When we deploy a Simulink Real-Time function, we assume that the target computer has been correctly set up and is running the Simulink Real-Time kernel. We also expect that the Windows computer is able to communicate with the target computer over a reliable TCP/IP network.
We create the user interface using GUIDE. The specific tasks that it implements are:
Connect to target machine
Start and stop application
Tune a parameter
Monitor signals via a host scope
Integrate MATLAB data analysis with the Simulink Real-Time functions
The example consists of the following:
In the top section, you enter the target IP address and port that will be used when you click 'Connect'. These should match the settings used when you set up the target computer. Once connected, you can download the real-time application to the target computer and start or stop it using the corresponding buttons.
The MATLAB figure on the left displays the Bode magnitude plot of the system calculated in MATLAB from the numerator and denominator coefficients of the discrete filter.
The 'System Response Plot' displays the filtered output signal acquired from the target computer using a host scope. The signal is plotted in blue and the expected maximum and minimum value of the signal is plotted in red. The expected value is calculated from the theoretically obtained Bode magnitude plot.
The 'Frequency' slider allows you to vary the input signal frequency for the real-time application. Every time the slider is changed, a blue '*' indicates the magnitude gain of the discrete filter calculated from the signal values obtained from the target computer.
You use the following MATLAB Compiler command to create a standalone executable from the MATLAB file ApplicationDeploymentExampleGUI.m and the related figure ApplicationDeploymentExampleGUI.fig.

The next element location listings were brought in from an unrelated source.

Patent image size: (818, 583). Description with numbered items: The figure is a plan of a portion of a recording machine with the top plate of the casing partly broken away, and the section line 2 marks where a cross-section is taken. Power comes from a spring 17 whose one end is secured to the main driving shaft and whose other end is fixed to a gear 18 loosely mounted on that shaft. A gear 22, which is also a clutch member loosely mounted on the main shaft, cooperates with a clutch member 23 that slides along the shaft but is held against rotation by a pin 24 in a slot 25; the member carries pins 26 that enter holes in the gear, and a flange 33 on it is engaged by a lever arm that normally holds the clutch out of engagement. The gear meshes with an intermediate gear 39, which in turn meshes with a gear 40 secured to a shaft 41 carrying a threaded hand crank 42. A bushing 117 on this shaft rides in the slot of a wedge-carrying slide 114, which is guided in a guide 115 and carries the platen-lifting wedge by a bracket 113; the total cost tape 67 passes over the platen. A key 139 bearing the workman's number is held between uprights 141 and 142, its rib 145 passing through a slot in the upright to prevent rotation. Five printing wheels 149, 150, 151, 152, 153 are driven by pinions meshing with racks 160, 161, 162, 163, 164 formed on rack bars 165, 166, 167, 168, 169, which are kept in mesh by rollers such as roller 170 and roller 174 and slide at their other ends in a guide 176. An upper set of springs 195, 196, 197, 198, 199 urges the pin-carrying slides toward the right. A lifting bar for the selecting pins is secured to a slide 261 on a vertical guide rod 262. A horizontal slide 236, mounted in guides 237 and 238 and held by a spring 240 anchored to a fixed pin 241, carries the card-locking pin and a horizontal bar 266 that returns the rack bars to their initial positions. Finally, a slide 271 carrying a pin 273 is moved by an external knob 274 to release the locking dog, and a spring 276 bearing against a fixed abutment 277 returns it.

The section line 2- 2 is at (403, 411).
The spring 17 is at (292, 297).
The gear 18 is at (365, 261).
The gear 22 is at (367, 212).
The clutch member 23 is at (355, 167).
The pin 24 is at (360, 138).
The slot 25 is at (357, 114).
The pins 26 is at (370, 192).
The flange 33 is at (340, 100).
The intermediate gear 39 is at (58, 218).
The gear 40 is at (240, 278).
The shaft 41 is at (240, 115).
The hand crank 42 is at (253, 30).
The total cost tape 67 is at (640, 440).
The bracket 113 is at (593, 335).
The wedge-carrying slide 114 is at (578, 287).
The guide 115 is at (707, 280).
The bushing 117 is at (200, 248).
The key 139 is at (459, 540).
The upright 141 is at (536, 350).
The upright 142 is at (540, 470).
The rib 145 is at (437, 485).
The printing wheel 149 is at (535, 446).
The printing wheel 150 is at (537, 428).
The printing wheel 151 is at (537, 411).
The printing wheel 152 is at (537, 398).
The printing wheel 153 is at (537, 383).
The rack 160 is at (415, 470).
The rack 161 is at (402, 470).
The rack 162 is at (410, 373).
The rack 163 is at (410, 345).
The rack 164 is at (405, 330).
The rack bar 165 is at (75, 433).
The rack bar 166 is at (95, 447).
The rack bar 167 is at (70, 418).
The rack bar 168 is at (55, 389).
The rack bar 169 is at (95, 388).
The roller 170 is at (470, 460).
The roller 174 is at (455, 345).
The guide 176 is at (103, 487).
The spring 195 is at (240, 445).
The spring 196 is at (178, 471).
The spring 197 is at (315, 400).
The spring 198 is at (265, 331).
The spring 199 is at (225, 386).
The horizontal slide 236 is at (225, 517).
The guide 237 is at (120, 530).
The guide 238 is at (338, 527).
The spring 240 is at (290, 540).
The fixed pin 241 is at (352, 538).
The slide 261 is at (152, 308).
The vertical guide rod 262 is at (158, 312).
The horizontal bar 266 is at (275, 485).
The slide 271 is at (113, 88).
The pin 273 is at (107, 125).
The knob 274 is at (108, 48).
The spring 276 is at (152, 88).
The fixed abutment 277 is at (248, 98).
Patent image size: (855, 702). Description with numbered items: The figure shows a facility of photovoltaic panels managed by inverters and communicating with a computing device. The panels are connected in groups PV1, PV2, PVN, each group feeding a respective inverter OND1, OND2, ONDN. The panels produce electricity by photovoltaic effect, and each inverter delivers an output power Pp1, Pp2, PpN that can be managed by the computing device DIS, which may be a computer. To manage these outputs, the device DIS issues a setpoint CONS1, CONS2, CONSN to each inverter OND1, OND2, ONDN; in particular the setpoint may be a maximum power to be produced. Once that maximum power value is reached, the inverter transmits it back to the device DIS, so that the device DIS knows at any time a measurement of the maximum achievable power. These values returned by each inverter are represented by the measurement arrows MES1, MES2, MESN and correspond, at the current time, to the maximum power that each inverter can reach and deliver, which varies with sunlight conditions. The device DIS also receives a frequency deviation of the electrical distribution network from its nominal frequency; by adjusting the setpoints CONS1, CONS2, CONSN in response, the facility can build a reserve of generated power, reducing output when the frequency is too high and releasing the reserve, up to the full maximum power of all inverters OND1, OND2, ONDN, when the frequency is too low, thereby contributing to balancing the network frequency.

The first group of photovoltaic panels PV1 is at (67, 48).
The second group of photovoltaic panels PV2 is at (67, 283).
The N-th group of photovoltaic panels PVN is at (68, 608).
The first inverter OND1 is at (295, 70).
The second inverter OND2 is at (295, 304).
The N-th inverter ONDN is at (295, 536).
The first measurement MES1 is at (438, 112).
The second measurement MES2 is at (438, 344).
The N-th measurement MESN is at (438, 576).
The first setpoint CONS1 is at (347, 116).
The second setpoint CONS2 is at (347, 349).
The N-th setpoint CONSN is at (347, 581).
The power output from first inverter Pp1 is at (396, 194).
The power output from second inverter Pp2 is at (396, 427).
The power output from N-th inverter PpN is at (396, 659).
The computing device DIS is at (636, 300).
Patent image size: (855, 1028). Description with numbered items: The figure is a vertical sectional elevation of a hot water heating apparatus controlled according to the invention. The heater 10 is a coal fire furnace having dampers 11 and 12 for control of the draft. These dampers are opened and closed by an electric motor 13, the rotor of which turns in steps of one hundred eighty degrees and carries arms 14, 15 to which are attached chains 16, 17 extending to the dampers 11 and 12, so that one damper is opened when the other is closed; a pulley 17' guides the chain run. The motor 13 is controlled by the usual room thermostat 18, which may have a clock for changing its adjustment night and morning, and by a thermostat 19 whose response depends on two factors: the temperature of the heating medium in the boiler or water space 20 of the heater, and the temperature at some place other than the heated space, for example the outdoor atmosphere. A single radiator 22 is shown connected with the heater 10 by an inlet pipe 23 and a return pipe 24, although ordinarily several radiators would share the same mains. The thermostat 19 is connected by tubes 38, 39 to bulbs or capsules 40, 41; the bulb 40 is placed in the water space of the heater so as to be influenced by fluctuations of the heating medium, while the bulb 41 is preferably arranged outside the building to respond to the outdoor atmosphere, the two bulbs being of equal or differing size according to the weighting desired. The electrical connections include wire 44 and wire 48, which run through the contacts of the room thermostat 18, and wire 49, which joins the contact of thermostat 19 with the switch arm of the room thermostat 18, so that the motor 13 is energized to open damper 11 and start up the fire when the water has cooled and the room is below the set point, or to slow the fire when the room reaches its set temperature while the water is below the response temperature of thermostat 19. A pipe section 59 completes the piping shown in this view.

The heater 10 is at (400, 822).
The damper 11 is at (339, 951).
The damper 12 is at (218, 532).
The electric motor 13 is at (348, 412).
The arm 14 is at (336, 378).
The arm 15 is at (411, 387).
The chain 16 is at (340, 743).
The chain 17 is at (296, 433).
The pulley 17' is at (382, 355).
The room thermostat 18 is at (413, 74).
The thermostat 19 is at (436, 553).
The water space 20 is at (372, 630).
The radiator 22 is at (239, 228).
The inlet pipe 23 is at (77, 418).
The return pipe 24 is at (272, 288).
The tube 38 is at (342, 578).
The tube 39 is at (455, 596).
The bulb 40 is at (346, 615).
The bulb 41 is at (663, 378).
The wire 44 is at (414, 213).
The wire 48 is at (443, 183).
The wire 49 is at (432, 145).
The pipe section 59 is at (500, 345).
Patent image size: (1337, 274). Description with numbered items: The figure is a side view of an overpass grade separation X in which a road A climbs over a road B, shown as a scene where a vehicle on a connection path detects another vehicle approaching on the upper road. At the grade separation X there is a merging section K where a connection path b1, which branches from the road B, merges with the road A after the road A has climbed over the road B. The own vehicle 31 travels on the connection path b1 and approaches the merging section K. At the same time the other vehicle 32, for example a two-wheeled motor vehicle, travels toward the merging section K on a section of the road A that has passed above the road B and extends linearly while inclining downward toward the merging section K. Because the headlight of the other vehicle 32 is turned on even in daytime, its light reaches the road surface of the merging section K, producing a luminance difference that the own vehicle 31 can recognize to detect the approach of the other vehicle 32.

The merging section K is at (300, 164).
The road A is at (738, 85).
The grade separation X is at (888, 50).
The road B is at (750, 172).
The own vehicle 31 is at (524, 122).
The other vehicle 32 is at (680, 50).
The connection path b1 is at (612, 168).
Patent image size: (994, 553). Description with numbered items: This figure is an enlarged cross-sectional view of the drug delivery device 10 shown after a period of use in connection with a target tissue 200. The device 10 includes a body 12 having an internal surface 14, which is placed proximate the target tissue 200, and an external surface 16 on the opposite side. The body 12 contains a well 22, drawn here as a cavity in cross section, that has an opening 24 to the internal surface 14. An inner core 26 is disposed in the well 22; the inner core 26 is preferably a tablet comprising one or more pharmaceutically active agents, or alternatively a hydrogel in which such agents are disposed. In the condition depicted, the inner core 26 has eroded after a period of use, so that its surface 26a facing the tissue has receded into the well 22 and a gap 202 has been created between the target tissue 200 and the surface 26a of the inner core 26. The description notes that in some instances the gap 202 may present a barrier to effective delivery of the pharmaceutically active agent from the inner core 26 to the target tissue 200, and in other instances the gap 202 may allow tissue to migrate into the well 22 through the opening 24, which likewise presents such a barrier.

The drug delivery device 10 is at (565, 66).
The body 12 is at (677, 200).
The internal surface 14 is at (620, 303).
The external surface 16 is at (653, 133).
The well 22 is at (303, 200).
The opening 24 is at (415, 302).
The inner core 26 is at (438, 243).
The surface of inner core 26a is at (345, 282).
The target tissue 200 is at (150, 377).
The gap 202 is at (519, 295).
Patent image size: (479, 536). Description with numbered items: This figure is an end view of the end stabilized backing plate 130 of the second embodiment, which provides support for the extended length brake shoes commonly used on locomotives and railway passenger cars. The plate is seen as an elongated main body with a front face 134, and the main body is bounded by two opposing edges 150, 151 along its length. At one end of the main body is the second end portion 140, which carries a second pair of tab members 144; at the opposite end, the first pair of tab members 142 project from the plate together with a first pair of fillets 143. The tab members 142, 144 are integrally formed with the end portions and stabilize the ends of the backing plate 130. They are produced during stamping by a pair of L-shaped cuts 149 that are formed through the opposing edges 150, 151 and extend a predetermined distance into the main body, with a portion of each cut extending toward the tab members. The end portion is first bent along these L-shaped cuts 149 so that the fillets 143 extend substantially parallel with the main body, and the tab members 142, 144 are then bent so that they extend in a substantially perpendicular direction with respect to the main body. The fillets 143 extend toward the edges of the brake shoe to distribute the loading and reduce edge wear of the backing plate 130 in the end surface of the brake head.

Note: To avoid issues with the generated EXE, copy ApplicationDeploymentExampleGUI.m and ApplicationDeploymentExampleGUI.fig to a temporary directory outside the MATLAB installation location, change directory to that location and then execute the following command.
mcc -m ApplicationDeploymentExampleGUI.m ApplicationDeploymentExampleGUI.fig
You can run the executable on a Windows computer different from the development computer. You must first install the MATLAB Compiler Runtime (MCR). Make sure that the MCR exists on the Windows PATH so that the generated application can find it. More information about distributing the application is present in the README file that is created by the MCC command. The standalone application can be invoked at the Windows command prompt by executing:
If you run the application on the same Windows computer as MATLAB, exit MATLAB before running the executable.